Bach in F does his best, meanwhile,
Tugging at the thin strings of fast-falling rain, like fears
Racing down the night's window panes,
Failing to find the traction of courage on the slippery, see-through surface

Of flying too far from the sun, too deep into a black-suited oblivion
Forever below zero; forever frost-bitten
Trusting blindly in the tricks and tempers
Of man-made wings and obediently armed exits.

Bach now heavy breathing in my ear
Whispers and weeps bitter-sweet warnings from the past,
Ignoring nothing of the present, as the engines exert their urgent thrust -
I should have been born a man, for all this feminine fuss.

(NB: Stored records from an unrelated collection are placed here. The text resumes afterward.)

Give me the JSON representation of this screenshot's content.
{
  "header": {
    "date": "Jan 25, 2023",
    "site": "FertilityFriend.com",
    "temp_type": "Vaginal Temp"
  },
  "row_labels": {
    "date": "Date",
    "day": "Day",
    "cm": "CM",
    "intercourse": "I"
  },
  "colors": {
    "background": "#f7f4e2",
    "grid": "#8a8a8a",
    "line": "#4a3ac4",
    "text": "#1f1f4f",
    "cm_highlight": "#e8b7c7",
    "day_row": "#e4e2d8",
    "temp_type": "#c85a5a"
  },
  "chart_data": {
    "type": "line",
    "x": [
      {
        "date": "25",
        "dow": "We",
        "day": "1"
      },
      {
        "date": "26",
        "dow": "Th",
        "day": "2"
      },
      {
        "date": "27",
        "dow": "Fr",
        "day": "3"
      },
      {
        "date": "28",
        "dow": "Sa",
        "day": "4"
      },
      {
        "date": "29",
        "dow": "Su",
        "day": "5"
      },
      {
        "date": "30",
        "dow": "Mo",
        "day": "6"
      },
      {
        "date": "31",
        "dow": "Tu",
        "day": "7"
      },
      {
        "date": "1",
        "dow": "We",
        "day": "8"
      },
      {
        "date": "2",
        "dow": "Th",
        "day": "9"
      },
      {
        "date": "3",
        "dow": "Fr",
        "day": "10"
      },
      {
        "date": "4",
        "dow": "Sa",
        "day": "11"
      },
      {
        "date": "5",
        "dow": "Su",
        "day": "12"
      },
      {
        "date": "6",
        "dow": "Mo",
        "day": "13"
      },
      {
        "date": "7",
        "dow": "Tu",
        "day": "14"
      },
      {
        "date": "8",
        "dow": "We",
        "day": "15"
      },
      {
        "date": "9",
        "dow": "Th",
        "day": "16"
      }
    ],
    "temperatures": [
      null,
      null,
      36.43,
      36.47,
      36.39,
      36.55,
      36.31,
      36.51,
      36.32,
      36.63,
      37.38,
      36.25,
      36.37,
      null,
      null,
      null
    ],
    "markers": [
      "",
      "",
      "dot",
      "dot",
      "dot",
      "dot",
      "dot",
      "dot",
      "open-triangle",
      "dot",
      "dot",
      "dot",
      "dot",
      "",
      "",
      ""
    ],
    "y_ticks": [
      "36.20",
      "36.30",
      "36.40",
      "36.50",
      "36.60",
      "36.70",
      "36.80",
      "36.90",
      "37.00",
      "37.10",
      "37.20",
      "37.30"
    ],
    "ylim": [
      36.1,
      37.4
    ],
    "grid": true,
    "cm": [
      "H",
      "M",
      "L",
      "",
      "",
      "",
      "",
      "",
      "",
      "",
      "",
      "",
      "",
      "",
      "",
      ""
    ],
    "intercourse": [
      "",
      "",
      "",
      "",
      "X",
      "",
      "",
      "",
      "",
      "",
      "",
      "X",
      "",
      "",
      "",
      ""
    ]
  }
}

Swimming in the dry sky now, as smooth and surreal as emptiness
Shaking, in turbulent turns, like a baby between hugs
My fleshy flying hands resting on the page beyond the glass,
Reflect a warmer, other-worldly age, and class

Descent means it's nearly over -
All thirty-eight thousand feet of it,
Should the night loosen its grip and let us slip through its flimsy fingers,
To fall gently, the weight of a thousand men.

A young choral singer now hits an improbable note
Holding us up, like a heavyweight puppet,
While the engines grind down the gears of my fears
Pushing and trembling against gravity's great greed for speed

Delivering us to Earth with a thankful thud,
Brakes roaring a masculine bravado, like birth in reverse,
And me now wondering, what was all the fuss
How could I ever have thought of walking into water, weighed down and wingless.